After HTC’s announcement of the Hero handset this week, Adobe dropped a nice video onto their site showing off Flash in the Hero’s web browser. Mobile Flash has been the holy grail of the industry, and it looks like now might just be the time that it will become commonplace. In the video it loads Flash content a little slow, but once it’s loaded it seems to run pretty well. There is a link to a video at the bottom of the post.

The HTC Hero is going to ship with Flash support when it launches. It is an Android device, but they have made a couple of statements regarding Flash and how it won’t be available on all Android devices yet.
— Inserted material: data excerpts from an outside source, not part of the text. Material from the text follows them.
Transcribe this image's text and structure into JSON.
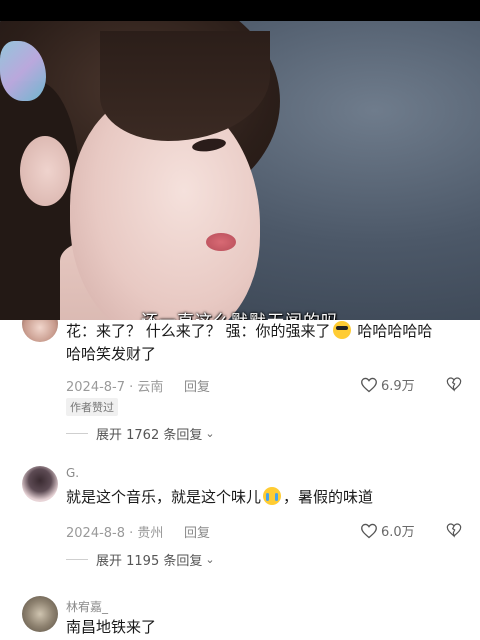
{
  "video": {
    "subtitle": "还一直这么默默无闻的吗"
  },
  "comments": [
    {
      "username": "",
      "text_line1_parts": [
        "花：来了？ 什么来了？   强：你的强来了",
        "  哈哈哈哈哈"
      ],
      "text_line2": "哈哈笑发财了",
      "emoji1": "smiling-face-with-sunglasses",
      "date": "2024-8-7 · 云南",
      "reply_label": "回复",
      "likes": "6.9万",
      "badge": "作者赞过",
      "expand_label": "展开 1762 条回复"
    },
    {
      "username": "G.",
      "text_parts": [
        "就是这个音乐，就是这个味儿",
        "，暑假的味道"
      ],
      "emoji1": "loudly-crying-face",
      "date": "2024-8-8 · 贵州",
      "reply_label": "回复",
      "likes": "6.0万",
      "expand_label": "展开 1195 条回复"
    },
    {
      "username": "林宥嘉_",
      "text": "南昌地铁来了"
    }
  ]
}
Flash will not be available as a download for any Google devices such as the T-Mobile G1, or T-Mobile myTouch 3G here in the States. Due to some licensing issues, they cannot offer it. They are working to get it running on most other Android devices and hope to launch it sometime in the future, I think I read somewhere that it could possibly be in October.

What really bothers me about this is how lax Apple seems to be about getting Flash on the iPhone while Adobe is developing it for almost every other smartphone OS out there. With the launch of the iPhone 3GS, Apple has one of the most powerful handsets out there which should be able to handle Flash content no problem as long as Apple would work with Adobe to get it working. The iPhone has been out in one form or another for 2 years now and there is still absolutely no Flash support at all. Don’t they see that this is what the consumers want?

Here is the link to Adobe’s video demonstration of Flash running on the device, HTC Hero: The First Android Device with Flash.

Update 06/27/09: I mixed up my stories, Flash will eventually be on all Android devices, it is the HTC Hero’s Sense UI that won’t be allowed on any Google-branded devices because of licensing restrictions.